Título: O ponto de vista africano
Autor:
Fonte: Jornal do Brasil, 07/07/2005, Internacional, p. A8
Manifestantes que voltaram a enfrentar a polícia ontem nas imediações do hotel onde o G8 está reunido não surpreenderam o repórter do jornal Sunday Standard, do Quênia, John Kamau. Ele foi à Escócia especialmente para cobrir o evento que discute a melhor forma de ajuda financeira das nações ricas aos países do continente onde nasceu.
''Esses protestos me lembraram de casa. Não me assustam. Cansei de cobrir coisas assim em Nairobi'', escreveu no diário que mantém no ar, no site da BBC, desde que chegou.

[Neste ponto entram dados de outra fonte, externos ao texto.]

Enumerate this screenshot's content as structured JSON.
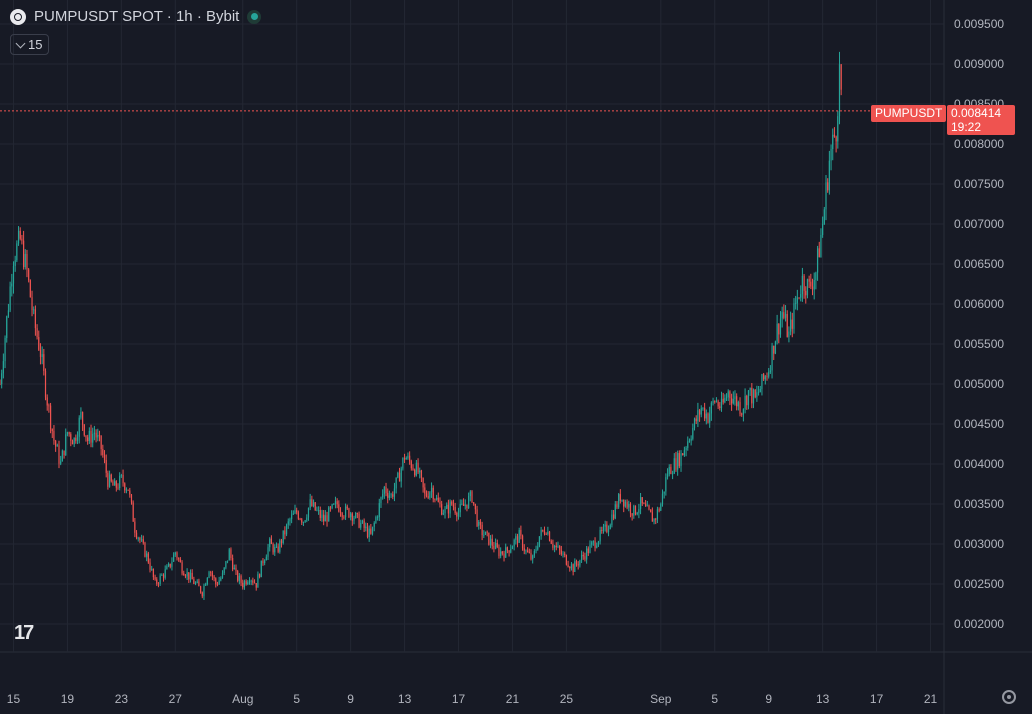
{
  "header": {
    "title": "PUMPUSDT SPOT · 1h · Bybit",
    "indicator_count": "15"
  },
  "last_price": {
    "symbol": "PUMPUSDT",
    "value": "0.008414",
    "countdown": "19:22",
    "color": "#ef5350"
  },
  "colors": {
    "up": "#26a69a",
    "down": "#ef5350",
    "background": "#171a25",
    "grid": "#232733",
    "text": "#b2b5be"
  },
  "chart_data": {
    "type": "line",
    "title": "PUMPUSDT SPOT · 1h · Bybit",
    "ylim": [
      0.00165,
      0.0098
    ],
    "x_range": [
      "2025-07-14",
      "2025-09-22"
    ],
    "y_ticks": [
      "0.009500",
      "0.009000",
      "0.008500",
      "0.008000",
      "0.007500",
      "0.007000",
      "0.006500",
      "0.006000",
      "0.005500",
      "0.005000",
      "0.004500",
      "0.004000",
      "0.003500",
      "0.003000",
      "0.002500",
      "0.002000"
    ],
    "x_ticks": [
      {
        "date": "2025-07-15",
        "label": "15"
      },
      {
        "date": "2025-07-19",
        "label": "19"
      },
      {
        "date": "2025-07-23",
        "label": "23"
      },
      {
        "date": "2025-07-27",
        "label": "27"
      },
      {
        "date": "2025-08-01",
        "label": "Aug"
      },
      {
        "date": "2025-08-05",
        "label": "5"
      },
      {
        "date": "2025-08-09",
        "label": "9"
      },
      {
        "date": "2025-08-13",
        "label": "13"
      },
      {
        "date": "2025-08-17",
        "label": "17"
      },
      {
        "date": "2025-08-21",
        "label": "21"
      },
      {
        "date": "2025-08-25",
        "label": "25"
      },
      {
        "date": "2025-09-01",
        "label": "Sep"
      },
      {
        "date": "2025-09-05",
        "label": "5"
      },
      {
        "date": "2025-09-09",
        "label": "9"
      },
      {
        "date": "2025-09-13",
        "label": "13"
      },
      {
        "date": "2025-09-17",
        "label": "17"
      },
      {
        "date": "2025-09-21",
        "label": "21"
      }
    ],
    "series": [
      {
        "points": [
          [
            "2025-07-14",
            0.005
          ],
          [
            "2025-07-14T12:00",
            0.0058
          ],
          [
            "2025-07-15",
            0.0066
          ],
          [
            "2025-07-15T12:00",
            0.0068
          ],
          [
            "2025-07-16",
            0.0064
          ],
          [
            "2025-07-16T12:00",
            0.0058
          ],
          [
            "2025-07-17",
            0.0054
          ],
          [
            "2025-07-17T12:00",
            0.0048
          ],
          [
            "2025-07-18",
            0.0043
          ],
          [
            "2025-07-18T12:00",
            0.004
          ],
          [
            "2025-07-19",
            0.0044
          ],
          [
            "2025-07-19T12:00",
            0.0043
          ],
          [
            "2025-07-20",
            0.0046
          ],
          [
            "2025-07-20T12:00",
            0.0043
          ],
          [
            "2025-07-21",
            0.0044
          ],
          [
            "2025-07-21T12:00",
            0.0042
          ],
          [
            "2025-07-22",
            0.0038
          ],
          [
            "2025-07-22T12:00",
            0.0037
          ],
          [
            "2025-07-23",
            0.0038
          ],
          [
            "2025-07-23T12:00",
            0.0037
          ],
          [
            "2025-07-24",
            0.0032
          ],
          [
            "2025-07-24T12:00",
            0.003
          ],
          [
            "2025-07-25",
            0.0028
          ],
          [
            "2025-07-25T12:00",
            0.0025
          ],
          [
            "2025-07-26",
            0.0026
          ],
          [
            "2025-07-26T12:00",
            0.0027
          ],
          [
            "2025-07-27",
            0.0029
          ],
          [
            "2025-07-27T12:00",
            0.0027
          ],
          [
            "2025-07-28",
            0.0026
          ],
          [
            "2025-07-28T12:00",
            0.0025
          ],
          [
            "2025-07-29",
            0.0024
          ],
          [
            "2025-07-29T12:00",
            0.0027
          ],
          [
            "2025-07-30",
            0.0025
          ],
          [
            "2025-07-30T12:00",
            0.0026
          ],
          [
            "2025-07-31",
            0.0029
          ],
          [
            "2025-07-31T12:00",
            0.0026
          ],
          [
            "2025-08-01",
            0.0025
          ],
          [
            "2025-08-01T12:00",
            0.0026
          ],
          [
            "2025-08-02",
            0.0025
          ],
          [
            "2025-08-02T12:00",
            0.0028
          ],
          [
            "2025-08-03",
            0.003
          ],
          [
            "2025-08-03T12:00",
            0.0029
          ],
          [
            "2025-08-04",
            0.0031
          ],
          [
            "2025-08-04T12:00",
            0.0033
          ],
          [
            "2025-08-05",
            0.0034
          ],
          [
            "2025-08-05T12:00",
            0.0033
          ],
          [
            "2025-08-06",
            0.0035
          ],
          [
            "2025-08-06T12:00",
            0.0034
          ],
          [
            "2025-08-07",
            0.0033
          ],
          [
            "2025-08-07T12:00",
            0.0034
          ],
          [
            "2025-08-08",
            0.0035
          ],
          [
            "2025-08-08T12:00",
            0.0034
          ],
          [
            "2025-08-09",
            0.0034
          ],
          [
            "2025-08-09T12:00",
            0.0033
          ],
          [
            "2025-08-10",
            0.0032
          ],
          [
            "2025-08-10T12:00",
            0.0031
          ],
          [
            "2025-08-11",
            0.0034
          ],
          [
            "2025-08-11T12:00",
            0.0037
          ],
          [
            "2025-08-12",
            0.0036
          ],
          [
            "2025-08-12T12:00",
            0.0038
          ],
          [
            "2025-08-13",
            0.0041
          ],
          [
            "2025-08-13T12:00",
            0.004
          ],
          [
            "2025-08-14",
            0.0039
          ],
          [
            "2025-08-14T12:00",
            0.0036
          ],
          [
            "2025-08-15",
            0.0037
          ],
          [
            "2025-08-15T12:00",
            0.0035
          ],
          [
            "2025-08-16",
            0.0034
          ],
          [
            "2025-08-16T12:00",
            0.0035
          ],
          [
            "2025-08-17",
            0.0034
          ],
          [
            "2025-08-17T12:00",
            0.0035
          ],
          [
            "2025-08-18",
            0.0036
          ],
          [
            "2025-08-18T12:00",
            0.0032
          ],
          [
            "2025-08-19",
            0.0031
          ],
          [
            "2025-08-19T12:00",
            0.003
          ],
          [
            "2025-08-20",
            0.0029
          ],
          [
            "2025-08-20T12:00",
            0.0029
          ],
          [
            "2025-08-21",
            0.003
          ],
          [
            "2025-08-21T12:00",
            0.0031
          ],
          [
            "2025-08-22",
            0.0029
          ],
          [
            "2025-08-22T12:00",
            0.0028
          ],
          [
            "2025-08-23",
            0.0031
          ],
          [
            "2025-08-23T12:00",
            0.0032
          ],
          [
            "2025-08-24",
            0.003
          ],
          [
            "2025-08-24T12:00",
            0.0029
          ],
          [
            "2025-08-25",
            0.0028
          ],
          [
            "2025-08-25T12:00",
            0.0027
          ],
          [
            "2025-08-26",
            0.0028
          ],
          [
            "2025-08-26T12:00",
            0.0029
          ],
          [
            "2025-08-27",
            0.003
          ],
          [
            "2025-08-27T12:00",
            0.0031
          ],
          [
            "2025-08-28",
            0.0032
          ],
          [
            "2025-08-28T12:00",
            0.0034
          ],
          [
            "2025-08-29",
            0.0036
          ],
          [
            "2025-08-29T12:00",
            0.0035
          ],
          [
            "2025-08-30",
            0.0034
          ],
          [
            "2025-08-30T12:00",
            0.0035
          ],
          [
            "2025-08-31",
            0.0034
          ],
          [
            "2025-08-31T12:00",
            0.0033
          ],
          [
            "2025-09-01",
            0.0035
          ],
          [
            "2025-09-01T12:00",
            0.0039
          ],
          [
            "2025-09-02",
            0.004
          ],
          [
            "2025-09-02T12:00",
            0.0041
          ],
          [
            "2025-09-03",
            0.0043
          ],
          [
            "2025-09-03T12:00",
            0.0045
          ],
          [
            "2025-09-04",
            0.0047
          ],
          [
            "2025-09-04T12:00",
            0.0046
          ],
          [
            "2025-09-05",
            0.0048
          ],
          [
            "2025-09-05T12:00",
            0.0047
          ],
          [
            "2025-09-06",
            0.0049
          ],
          [
            "2025-09-06T12:00",
            0.0048
          ],
          [
            "2025-09-07",
            0.0047
          ],
          [
            "2025-09-07T12:00",
            0.0049
          ],
          [
            "2025-09-08",
            0.0048
          ],
          [
            "2025-09-08T12:00",
            0.005
          ],
          [
            "2025-09-09",
            0.0052
          ],
          [
            "2025-09-09T12:00",
            0.0056
          ],
          [
            "2025-09-10",
            0.0059
          ],
          [
            "2025-09-10T12:00",
            0.0056
          ],
          [
            "2025-09-11",
            0.006
          ],
          [
            "2025-09-11T12:00",
            0.0063
          ],
          [
            "2025-09-12",
            0.0062
          ],
          [
            "2025-09-12T12:00",
            0.0064
          ],
          [
            "2025-09-13",
            0.007
          ],
          [
            "2025-09-13T12:00",
            0.0078
          ],
          [
            "2025-09-14",
            0.0082
          ],
          [
            "2025-09-14T06:00",
            0.0089
          ],
          [
            "2025-09-14T12:00",
            0.0084
          ]
        ]
      }
    ]
  }
}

Esses protestos - que resultaram ontem na prisão de 182 pessoas e dezenas de feridos - dificultaram a vida de um dos poucos jornalistas africanos destacados para cobrir a reunião do G8. Por conta dos confrontos - em um deles, os manifestantes derrubaram uma cerca metálica que isolava o local do evento -, Kamau levou horas para chegar lá e chegou a temer ser atacado por grupos de radicais:
''Me alertaram que eu poderia ser alvo dos anarquistas por causa da minha cor, mas não foi o que senti. Estou louco para chegar logo aonde as coisas estão acontecendo. Aliás, ver a polícia batendo nos manifestantes também me fez lembrar de casa.''
Kamau só lamenta que não haja muitos jornalistas africanos na Escócia: ''Eu tenho a sensação de que sou um dos poucos, o que é uma pena. Quem vai falar da África para a própria África se os jornalistas de lá não estão aqui? De qualquer forma, me sinto ótimo por ter a chance de ter vindo, de ver as coisas de perto. Tem tudo a ver conosco, afinal de contas''.
O repórter também faz críticas ao encontro em si e ironiza dando uma sugestão aos líderes mundiais.
''Nesse momento, acho que um evento do porte dessa reunião do G8 deveria estar sendo realizado na minha terra. Aliás, teria sido um exercício melhor de relações públicas se (os líderes mundiais) tivessem ido para a África e vivido com menos de US$ 1 por dia, como alguns de nós fazem, durante o encontro. Perderam a chance de ver, respirar e saber o que é a pobreza - e não estou falando da definição de pobreza que consta no Dicionário Oxford''.
Ao criticar a realização da reunião na Europa, Kamau lembra que há 100 anos foi também naquele continente que aconteceu o encontro de líderes em que a África foi dividida em colônias.
''Também tenho medo de que um assunto (a ajuda à África) que vai ficar tanto tempo em evidência acabe cansando a imprensa do Ocidente. Eles podem acabar desistindo de publicar reportagens sobre o tema, como já fizeram com o tsunami''.